Le téléphone sonne. « Didier ? » c’est C…., le brocanteur, Je viens de rentrer une vieille gratte, une folk je crois. « Ça t’intéresse ? Tu peux passer maintenant ? »
Au milieu du bric à brac et de la poussière, j’ouvre la boite en bois faite maison. C’est toujours un moment particulier, l’ouverture de la boite. Mon intuition me dit que ce sera une belle découverte. Je découvre la guitare, toute fatiguée d’avoir trop dormi, meurtrie par ses cordes restées tendues trop longtemps. Je reconnais immédiatement le modèle fabriquée par Antoine Di Mauro. La table n’est pas fendue, ouf! Le manche a travaillé en creux, pas étonnant d’autant plus qu’à l’époque à laquelle elle a été fabriquée, il n’y avait pas de truss rod à l’intérieur. Je tourne les mécaniques pour la soulager, ça va mieux, elle respire, libérée. Je n’ose pas la faire sonner, elle a besoin de souffler un peu. Il y a un banjo français 6 cordes à côté, plus ancien que la guitare, en très bel état si ce n’est sa peau qui est déchirée. Je découvre les photos « orchestre des Célestin’s jazz, Mr Vichy chef d’orchestre, année 1927 ». Je reconnais immédiatement le banjo, puis sur une autre photo plus tardive, la guitare. Je suis submergé par l’émotion. Le jazz s’invite dans mon oreille interne. 1927, deux ans après l’arrivée de Joséphine Baker à la Revue nègre du Théâtre des Champs-Élysées ! Les années folles ! Deux avant le krach…Sous mes yeux, le septuor s’éclate. La section de cuivre se déchaine sur le rythme scandé par la batterie et le banjo. Le pianiste manie le ragtime sous le bout des doigts. Le banjoïste a le sourire. Je le retrouve sur les autres photos, un peu vieilli, comme ses amis. Sur la troisième photo, le temps est encore passé, le banjo a laissé place à la guitare, l’accordéon, la flûte et la clarinette amènent de nouvelles couleurs. L’orchestre, porté par la mode, s’est adapté aux nouvelles danses. J’entends les sax aux couleurs chaudes et sensuelles ainsi que les clarinettes jouer les mélodies de Benny Goodman.

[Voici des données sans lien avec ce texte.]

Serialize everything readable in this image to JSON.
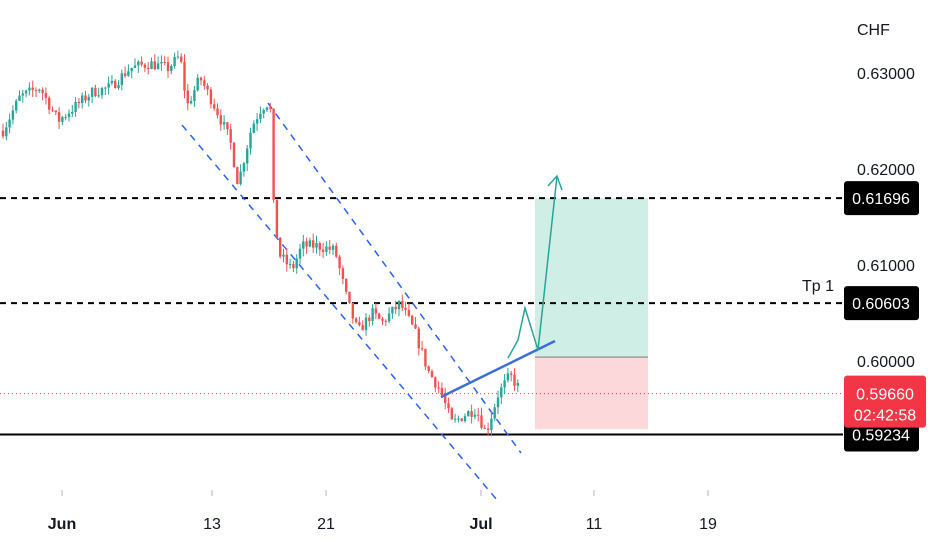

« T’es où là ? » la voix du broc me ramène au présent. On discute, je fais une offre, on discute, la négociation est difficile, ok marché conclu, je paye en espèces, avec facture.
J’ai laissé la guitare tranquille quelques jours dans mon bureau. Au début elle a dû être un peu intimidée, avec tous les autres instruments qui la regardaient. Un matin, elle m’a demandé. Moi aussi j’ai demandé, au banjoïste, si je pouvais m’en approcher. Toute cette intimité à partager, ça demande des manières. Il m’a dit oui, du fond de ses yeux de photographié. En la prenant dans mes bras, je me suis uni à cet homme dont je ne sais rien d’autre qu’il était musicien, comme moi. J’ai pensé très fort à Antoine Di Mauro, et mes mains ont caressé les bois comme si elles étaient à la recherche de ses gestes de luthier. J’ai procédé à un petit nettoyage, délicatement, puis j’ai changé les cordes, une par une. Des Argentine 10/45 bien sûr. Je l’ai accordée un peu en dessous du diapason normal, pour lui laisser le temps. Elle a d’abord bafouillée et je n’ai pas compris ce qu’elle a dit. Un réveil après une longue nuit, ça se respecte. Puis l’accordage s’est stabilisé et j’ai posé un accord de Sol mineur6, doucement, comme pour lui dire « n’ai pas peur, je suis bienveillant ». Elle s’est laissée faire, rassurée. J’ai placé quelques accords jazz et j’ai senti qu’elle se réveillait. Elle m’a encouragé et j’ai titillé sa chanterelle, déjà brillante. J’ai su tout de suite qu’elle avait un beau timbre, si caractéristique des guitares fabriquées par nos géniaux luthiers Italiens de Paris. Cela fait un bon mois maintenant, et le miracle s’accomplit. La belle retrouve sa voix de stentor et m’entraine dans le swing du hot club de France. C’est elle qui me réveille.
Merci talentueux luthiers d’hier et d’aujourd’hui, merci Django, merci l’homme de la photo, merci C…, merci la vie.